Avec 40 milliards d’euros d’aides publiques, le logement est-il un secteur où la France dépense “plus que ses voisins sans pour autant améliorer les services”, selon la formule du ministre des Comptes publics Gérald Darmanin ?

– La France dépense-t-elle plus que ses voisins européens pour le logement ?

“La France dépense 0,8% de son PIB en aides personnelles au logement, soit un niveau comparable à la Finlande. Au Royaume-Uni, cette part atteint 1,3%. Elle est moindre en Allemagne, où le marché locatif est fortement encadré et les tensions bien moindres.

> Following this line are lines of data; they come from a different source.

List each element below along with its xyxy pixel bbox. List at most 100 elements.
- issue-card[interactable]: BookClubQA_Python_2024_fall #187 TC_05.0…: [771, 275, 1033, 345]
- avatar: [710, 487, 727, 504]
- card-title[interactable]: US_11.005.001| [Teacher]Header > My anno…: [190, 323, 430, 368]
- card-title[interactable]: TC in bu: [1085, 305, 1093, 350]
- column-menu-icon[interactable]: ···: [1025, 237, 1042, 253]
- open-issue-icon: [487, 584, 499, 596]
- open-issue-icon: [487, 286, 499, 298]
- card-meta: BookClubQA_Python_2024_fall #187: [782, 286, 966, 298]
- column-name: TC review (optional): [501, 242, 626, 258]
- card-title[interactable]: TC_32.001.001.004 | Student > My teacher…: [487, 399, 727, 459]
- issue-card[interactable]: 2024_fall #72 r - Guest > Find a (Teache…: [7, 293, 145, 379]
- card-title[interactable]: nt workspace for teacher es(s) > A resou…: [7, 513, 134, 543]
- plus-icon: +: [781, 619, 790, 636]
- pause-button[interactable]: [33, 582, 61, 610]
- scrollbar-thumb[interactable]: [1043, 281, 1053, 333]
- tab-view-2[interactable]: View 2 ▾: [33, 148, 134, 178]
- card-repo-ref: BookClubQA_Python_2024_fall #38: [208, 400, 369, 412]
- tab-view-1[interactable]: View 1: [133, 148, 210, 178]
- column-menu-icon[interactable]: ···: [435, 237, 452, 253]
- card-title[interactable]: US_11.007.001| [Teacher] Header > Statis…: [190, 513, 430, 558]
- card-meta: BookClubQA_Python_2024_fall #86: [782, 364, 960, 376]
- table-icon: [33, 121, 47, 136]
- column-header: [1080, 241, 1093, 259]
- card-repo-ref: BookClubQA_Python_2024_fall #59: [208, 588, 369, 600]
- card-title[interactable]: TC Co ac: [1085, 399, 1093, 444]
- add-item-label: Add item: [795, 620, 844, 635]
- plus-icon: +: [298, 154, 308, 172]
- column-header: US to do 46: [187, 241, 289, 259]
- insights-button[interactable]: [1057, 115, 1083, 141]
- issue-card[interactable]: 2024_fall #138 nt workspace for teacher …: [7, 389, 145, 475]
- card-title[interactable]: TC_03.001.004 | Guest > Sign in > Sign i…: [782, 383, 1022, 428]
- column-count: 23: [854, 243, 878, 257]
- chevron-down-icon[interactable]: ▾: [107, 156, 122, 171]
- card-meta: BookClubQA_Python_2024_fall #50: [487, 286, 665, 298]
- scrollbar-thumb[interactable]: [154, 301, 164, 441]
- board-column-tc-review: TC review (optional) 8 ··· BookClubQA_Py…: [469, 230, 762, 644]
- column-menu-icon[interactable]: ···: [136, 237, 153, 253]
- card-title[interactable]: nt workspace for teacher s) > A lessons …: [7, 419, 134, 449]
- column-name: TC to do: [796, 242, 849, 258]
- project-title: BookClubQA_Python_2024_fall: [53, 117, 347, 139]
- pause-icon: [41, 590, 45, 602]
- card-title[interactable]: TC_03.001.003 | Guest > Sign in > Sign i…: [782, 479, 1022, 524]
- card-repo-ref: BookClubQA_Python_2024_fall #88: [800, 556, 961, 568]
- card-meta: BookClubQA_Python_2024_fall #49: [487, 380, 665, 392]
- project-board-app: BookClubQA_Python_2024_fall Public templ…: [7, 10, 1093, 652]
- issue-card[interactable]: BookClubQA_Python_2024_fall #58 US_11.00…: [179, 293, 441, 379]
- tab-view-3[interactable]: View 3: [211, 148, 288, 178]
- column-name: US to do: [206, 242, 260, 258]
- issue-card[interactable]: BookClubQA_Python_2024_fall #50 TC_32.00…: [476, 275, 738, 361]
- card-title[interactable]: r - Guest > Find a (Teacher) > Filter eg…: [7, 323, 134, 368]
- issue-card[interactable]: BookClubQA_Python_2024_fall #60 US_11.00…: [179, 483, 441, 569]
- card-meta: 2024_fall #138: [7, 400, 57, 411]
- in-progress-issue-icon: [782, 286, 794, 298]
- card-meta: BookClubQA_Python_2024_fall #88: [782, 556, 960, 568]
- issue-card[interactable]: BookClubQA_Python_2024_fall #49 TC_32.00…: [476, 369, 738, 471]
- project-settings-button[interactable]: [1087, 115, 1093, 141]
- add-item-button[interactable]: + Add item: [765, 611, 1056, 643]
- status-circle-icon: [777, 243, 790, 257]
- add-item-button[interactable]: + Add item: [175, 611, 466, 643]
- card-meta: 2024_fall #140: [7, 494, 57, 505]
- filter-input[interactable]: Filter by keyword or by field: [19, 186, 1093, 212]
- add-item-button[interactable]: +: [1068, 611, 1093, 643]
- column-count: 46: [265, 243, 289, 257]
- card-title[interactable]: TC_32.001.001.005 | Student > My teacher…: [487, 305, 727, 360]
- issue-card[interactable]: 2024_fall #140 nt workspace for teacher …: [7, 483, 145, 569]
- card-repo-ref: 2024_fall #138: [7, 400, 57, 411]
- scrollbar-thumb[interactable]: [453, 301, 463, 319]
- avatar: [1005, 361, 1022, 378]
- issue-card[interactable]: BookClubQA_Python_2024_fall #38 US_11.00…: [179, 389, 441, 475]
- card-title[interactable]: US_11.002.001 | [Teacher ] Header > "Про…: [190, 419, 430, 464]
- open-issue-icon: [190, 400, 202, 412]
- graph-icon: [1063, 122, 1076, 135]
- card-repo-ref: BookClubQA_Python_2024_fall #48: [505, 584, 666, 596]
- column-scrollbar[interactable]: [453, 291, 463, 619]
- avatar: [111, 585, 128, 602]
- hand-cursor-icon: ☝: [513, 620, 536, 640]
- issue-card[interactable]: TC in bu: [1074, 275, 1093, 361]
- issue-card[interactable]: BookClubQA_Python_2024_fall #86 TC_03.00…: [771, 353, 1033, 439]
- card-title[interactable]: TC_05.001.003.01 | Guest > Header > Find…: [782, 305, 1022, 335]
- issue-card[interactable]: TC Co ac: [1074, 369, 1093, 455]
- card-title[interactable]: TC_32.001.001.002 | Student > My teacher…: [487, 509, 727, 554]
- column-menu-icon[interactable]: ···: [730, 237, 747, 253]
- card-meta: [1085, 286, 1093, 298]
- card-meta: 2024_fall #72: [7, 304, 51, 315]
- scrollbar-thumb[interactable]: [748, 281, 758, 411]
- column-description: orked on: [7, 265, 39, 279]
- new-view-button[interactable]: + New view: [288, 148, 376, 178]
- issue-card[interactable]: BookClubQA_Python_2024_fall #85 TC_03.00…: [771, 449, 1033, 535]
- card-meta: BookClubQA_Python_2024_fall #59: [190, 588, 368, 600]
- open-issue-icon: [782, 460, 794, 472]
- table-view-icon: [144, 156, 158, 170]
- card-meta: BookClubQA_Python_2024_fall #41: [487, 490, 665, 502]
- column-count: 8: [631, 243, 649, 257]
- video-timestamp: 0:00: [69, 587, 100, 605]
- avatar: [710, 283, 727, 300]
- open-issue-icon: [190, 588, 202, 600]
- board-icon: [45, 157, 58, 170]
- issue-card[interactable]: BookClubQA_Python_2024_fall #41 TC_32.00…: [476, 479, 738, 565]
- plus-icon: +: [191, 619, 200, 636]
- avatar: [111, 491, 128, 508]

A contrario, les pays du sud de l’Europe dépensent moins en aides personnelles du fait d’une part de propriétaires bien plus importante. Comparer les montants alloués a donc peu de sens sauf à tenir compte de la structure du parc de logements”, répond à l’AFP Pierre Madec, chercheur à l’OFCE.

– La politique publique du logement est-elle efficace en France ?

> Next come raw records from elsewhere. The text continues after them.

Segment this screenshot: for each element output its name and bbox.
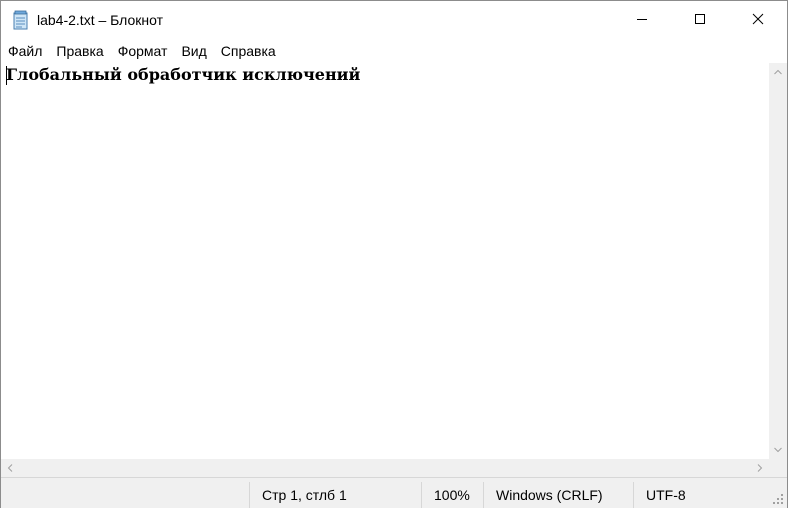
status-bar: Стр 1, стлб 1 100% Windows (CRLF) UTF-8 [1,477,787,508]
editor-content: Глобальный обработчик исключений [6,65,361,84]
scroll-down-arrow-icon[interactable] [769,441,787,459]
window-title: lab4-2.txt – Блокнот [37,12,164,28]
text-editor[interactable]: Глобальный обработчик исключений [1,63,769,459]
menu-bar: Файл Правка Формат Вид Справка [1,39,787,63]
cursor-position: Стр 1, стлб 1 [249,482,421,508]
maximize-button[interactable] [671,1,729,39]
menu-help[interactable]: Справка [214,41,283,61]
maximize-icon [694,12,706,28]
close-icon [752,12,764,28]
horizontal-scrollbar[interactable] [1,459,769,477]
menu-file[interactable]: Файл [1,41,49,61]
scrollbar-corner [769,459,787,477]
minimize-icon [636,12,648,28]
text-caret [6,66,7,85]
close-button[interactable] [729,1,787,39]
notepad-icon [11,10,31,30]
line-ending: Windows (CRLF) [483,482,633,508]
zoom-level: 100% [421,482,483,508]
menu-format[interactable]: Формат [111,41,175,61]
menu-view[interactable]: Вид [174,41,213,61]
scroll-right-arrow-icon[interactable] [751,459,769,477]
notepad-window: lab4-2.txt – Блокнот Файл Правка Формат … [0,0,788,508]
title-bar[interactable]: lab4-2.txt – Блокнот [1,1,787,39]
minimize-button[interactable] [613,1,671,39]
scroll-left-arrow-icon[interactable] [1,459,19,477]
scroll-up-arrow-icon[interactable] [769,63,787,81]
menu-edit[interactable]: Правка [49,41,110,61]
encoding: UTF-8 [633,482,769,508]
resize-grip-icon[interactable] [771,490,785,506]
vertical-scrollbar[interactable] [769,63,787,459]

“Globalement oui. Les conditions de logement se sont considérablement améliorées depuis 40 ans. Dans les années 1970, un logement sur deux n’avait pas de WC, aujourd’hui c’est 0,7% et cela doit beaucoup aux aides publiques. Et nous avons 14 à 16% de logements sociaux, qui apportent une aide efficace à ceux qui n’arrivent pas à se loger dans le parc privé. Mais il y a aussi 4 millions de mal-logés, un problème qu’on n’arrive pas à résorber. Les 40 milliards de dépenses publiques comprennent beaucoup d’aides à la construction parce qu’il y a de forts enjeux d’emploi pour le secteur du bâtiment. Nous sommes un des pays d’Europe où on construit le plus, et cela doit beaucoup au PTZ, au Pinel, aux aides au logement”, analyse pour l’AFP Jean-Claude Driant, professeur à l’École d’urbanisme de Paris et spécialiste des politiques du logement.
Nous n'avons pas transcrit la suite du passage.